Warehouse One was directly across the street from AZ Central, the apartment building that, according to the latest intel, housed Zaman and his thugs.

It took Davis twenty seconds to pick the lock to Warehouse One.

The inside was crowded with old refrigerators and parts: stacks of condensers, fan motors, thermostats, water valves, copper tubing. Davis kneeled to read the label on one of the steel drums.

“What is it?” Crocker asked.

“Acetone,” Davis answered.

Mancini spoke up. “A solvent. Auto-ignites at around eight hundred and seventy degrees Fahrenheit. When mixed with oxygen, danger of explosion or flash fire.”

Count on Mancini to know shit like that.

Mancini: “This place is an accident waiting to happen.”
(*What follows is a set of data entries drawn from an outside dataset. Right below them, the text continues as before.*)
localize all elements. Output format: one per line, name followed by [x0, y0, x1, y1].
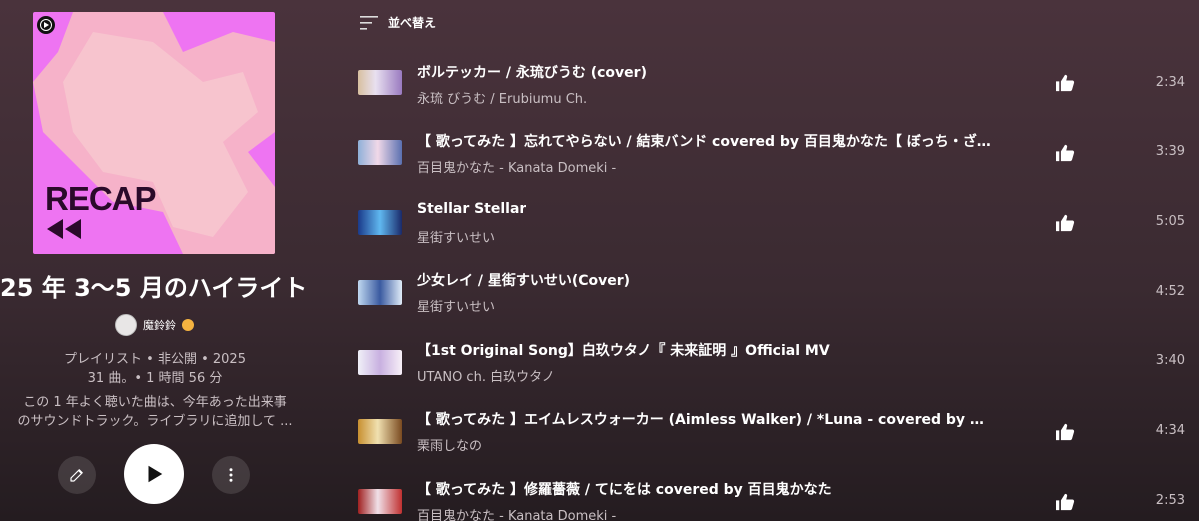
track-thumbnail[interactable] — [358, 140, 402, 165]
track-title[interactable]: ボルテッカー / 永琉びうむ (cover) — [417, 62, 647, 82]
playlist-header: RECAP 25 年 3〜5 月のハイライト 魔鈴鈴 プレイリスト • 非公開 … — [0, 0, 310, 521]
play-icon — [148, 465, 163, 483]
track-title[interactable]: 【1st Original Song】白玖ウタノ『 未来証明 』Official… — [417, 340, 830, 360]
description-line: のサウンドトラック。ライブラリに追加して ... — [17, 414, 293, 429]
track-row[interactable]: 【1st Original Song】白玖ウタノ『 未来証明 』Official… — [355, 336, 1185, 396]
track-thumbnail[interactable] — [358, 280, 402, 305]
edit-button[interactable] — [58, 456, 96, 494]
thumb-up-icon[interactable] — [1055, 493, 1075, 511]
track-artist[interactable]: 百目鬼かなた - Kanata Domeki - — [417, 505, 616, 521]
track-duration: 4:52 — [1155, 284, 1185, 299]
track-row[interactable]: Stellar Stellar 星街すいせい 5:05 — [355, 197, 1185, 257]
track-row[interactable]: 少女レイ / 星街すいせい(Cover) 星街すいせい 4:52 — [355, 266, 1185, 326]
track-title[interactable]: Stellar Stellar — [417, 201, 526, 217]
track-row[interactable]: 【 歌ってみた 】エイムレスウォーカー (Aimless Walker) / *… — [355, 405, 1185, 465]
track-duration: 3:40 — [1155, 353, 1185, 368]
playlist-cover-art: RECAP — [33, 12, 275, 254]
track-row[interactable]: 【 歌ってみた 】忘れてやらない / 結束バンド covered by 百目鬼か… — [355, 127, 1185, 187]
track-duration: 2:34 — [1155, 75, 1185, 90]
track-row[interactable]: ボルテッカー / 永琉びうむ (cover) 永琉 びうむ / Erubiumu… — [355, 58, 1185, 118]
track-thumbnail[interactable] — [358, 350, 402, 375]
track-thumbnail[interactable] — [358, 210, 402, 235]
description-line: この 1 年よく聴いた曲は、今年あった出来事 — [23, 395, 287, 410]
track-artist[interactable]: 栗雨しなの — [417, 435, 482, 454]
emoji-icon — [182, 319, 194, 331]
thumb-up-icon[interactable] — [1055, 423, 1075, 441]
track-artist[interactable]: 星街すいせい — [417, 296, 495, 315]
thumb-up-icon[interactable] — [1055, 144, 1075, 162]
playlist-owner[interactable]: 魔鈴鈴 — [115, 314, 194, 336]
track-artist[interactable]: 星街すいせい — [417, 227, 495, 246]
track-title[interactable]: 【 歌ってみた 】エイムレスウォーカー (Aimless Walker) / *… — [417, 409, 992, 429]
track-duration: 3:39 — [1155, 144, 1185, 159]
owner-name[interactable]: 魔鈴鈴 — [143, 317, 176, 333]
playlist-stats: 31 曲。• 1 時間 56 分 — [87, 371, 223, 386]
cover-art-label: RECAP — [45, 180, 157, 217]
playlist-description[interactable]: この 1 年よく聴いた曲は、今年あった出来事 のサウンドトラック。ライブラリに追… — [0, 393, 310, 431]
more-vert-icon — [229, 468, 233, 482]
track-duration: 5:05 — [1155, 214, 1185, 229]
more-options-button[interactable] — [212, 456, 250, 494]
thumb-up-icon[interactable] — [1055, 74, 1075, 92]
playlist-title: 25 年 3〜5 月のハイライト — [0, 274, 308, 302]
track-thumbnail[interactable] — [358, 419, 402, 444]
youtube-music-icon — [37, 16, 55, 34]
avatar[interactable] — [115, 314, 137, 336]
sort-icon — [360, 15, 378, 30]
sort-button[interactable]: 並べ替え — [360, 14, 436, 31]
track-thumbnail[interactable] — [358, 70, 402, 95]
track-row[interactable]: 【 歌ってみた 】修羅薔薇 / てにをは covered by 百目鬼かなた 百… — [355, 475, 1185, 521]
track-duration: 2:53 — [1155, 493, 1185, 508]
play-button[interactable] — [124, 444, 184, 504]
track-duration: 4:34 — [1155, 423, 1185, 438]
track-artist[interactable]: UTANO ch. 白玖ウタノ — [417, 366, 555, 385]
track-artist[interactable]: 永琉 びうむ / Erubiumu Ch. — [417, 88, 587, 107]
track-artist[interactable]: 百目鬼かなた - Kanata Domeki - — [417, 157, 616, 176]
thumb-up-icon[interactable] — [1055, 214, 1075, 232]
track-title[interactable]: 【 歌ってみた 】修羅薔薇 / てにをは covered by 百目鬼かなた — [417, 479, 832, 499]
rewind-icon — [47, 219, 81, 239]
sort-label: 並べ替え — [388, 16, 437, 30]
track-thumbnail[interactable] — [358, 489, 402, 514]
pencil-icon — [70, 469, 83, 482]
playlist-meta: プレイリスト • 非公開 • 2025 — [64, 352, 246, 367]
track-title[interactable]: 少女レイ / 星街すいせい(Cover) — [417, 270, 630, 290]
track-title[interactable]: 【 歌ってみた 】忘れてやらない / 結束バンド covered by 百目鬼か… — [417, 131, 991, 151]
Davis: “Thanks, professor.”

Crocker: “We can’t launch from here. Someone needs to surveil the place down the street.”

That would usually be Akil’s job, but he was in the van. Davis volunteered.

The blond-haired SEAL ran off and soon was back, breathing hard. “Filled with scrap metal, boss,” he reported. “No chemical drums. Nothing flammable. Looks like it hasn’t been used in months.”

“Radio Akil. Tell him we’ll deploy from the back of Warehouse Two. Tell him: Roll left. Make sure he knows his left from his right.”

Davis smiled, readied his radio. “He might need help with that.”